Freshman and International Club core member Ali Almail described the event as an opportunity to “foster the bond between Dordt and NW.”
Almail stressed that not only are students from both colleges welcome, but all students within NW’s community.
“It’s not just for the American or international students,” Almail said. “It’s for everyone.”
The International Club presdient seionr Ya-Wen Liu invites all students to attend.
“Come to have fun, be relaxed and get some free cookies,” Liu said
Liu’s goal for this year’s program is that students will take something away with them: specifically, something new about a culture different than their own. Two of Liu’s favorite parts of the event include the variety of cultures represented and simply watching the performers showcase their talents.
“It’s really fun to see people perform, to be willing to perform — then to say ‘oh, he can do that, or she is really good at this’ — it’s surprising,” Liu said.
As for the cultural element, Liu explained that the event is unique in that it provides a fun, more accurate method of learning about other cultures. For Liu, one obstacle to learning is the exclusive use of social media and the news.
“You often only get to see the bad things [about a country], not the good…there are beautiful things,” said Liu.

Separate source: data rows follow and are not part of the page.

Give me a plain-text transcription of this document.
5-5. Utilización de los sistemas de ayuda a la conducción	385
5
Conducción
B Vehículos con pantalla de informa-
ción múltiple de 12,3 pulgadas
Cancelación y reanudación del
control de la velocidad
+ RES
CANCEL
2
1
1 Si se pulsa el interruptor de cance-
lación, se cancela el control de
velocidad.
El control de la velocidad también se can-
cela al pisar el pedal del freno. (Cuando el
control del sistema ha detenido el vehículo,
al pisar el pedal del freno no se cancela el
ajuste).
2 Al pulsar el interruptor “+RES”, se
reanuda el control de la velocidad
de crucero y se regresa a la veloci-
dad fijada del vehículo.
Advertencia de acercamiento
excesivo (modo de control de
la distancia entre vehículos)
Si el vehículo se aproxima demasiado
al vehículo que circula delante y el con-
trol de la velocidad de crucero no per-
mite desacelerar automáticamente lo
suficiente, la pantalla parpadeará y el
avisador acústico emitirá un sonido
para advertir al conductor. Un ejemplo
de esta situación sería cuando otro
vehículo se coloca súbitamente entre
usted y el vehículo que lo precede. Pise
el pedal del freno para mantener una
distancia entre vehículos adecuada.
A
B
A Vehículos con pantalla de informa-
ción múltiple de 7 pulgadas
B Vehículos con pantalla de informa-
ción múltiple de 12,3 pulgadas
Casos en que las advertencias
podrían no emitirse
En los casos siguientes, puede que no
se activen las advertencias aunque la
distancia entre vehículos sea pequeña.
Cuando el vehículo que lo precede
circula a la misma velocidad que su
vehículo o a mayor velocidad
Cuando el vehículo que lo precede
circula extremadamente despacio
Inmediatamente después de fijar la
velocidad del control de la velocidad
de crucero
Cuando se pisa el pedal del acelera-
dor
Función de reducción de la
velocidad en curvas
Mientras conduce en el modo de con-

One of the fun ways Coffee House addresses this is through the roles of the MCs. This year’s MCs are sophomores Carol Li and Anselmo Kim. Before each act, the MCs will introduce the performer. Occasionally, the hosting duo will ask the audience to identify a “fun fact” about a number of different cultures.
Most of these “fun facts,” Liu explained, are actually seen as common sense in the countries they derive from, but are surprising for those from other countries.
Liu hopes that by presenting the facts, no matter how simple, in a non-academic and interesting way, people will remember and genuinely seek to learn about a culture new to them. Ultimately, Liu is excited for the students who get the opportunity to perform.
“You can feel their happiness,” Liu said.
Almail, a member of the Coffee House decorating committee, has one thing on his mind: a giant decorative mug that will adorn the Hub stage for the evening.
“It’s going to be about six feet tall,” Almail said.
Coffee House will be held from 7:30 – 8:30 p.m. this Saturday, Nov. 18, in the Hub. An after-party complete with dancing and pizza will follow the main event at 9:00 in the Fireside Room of Ramaker.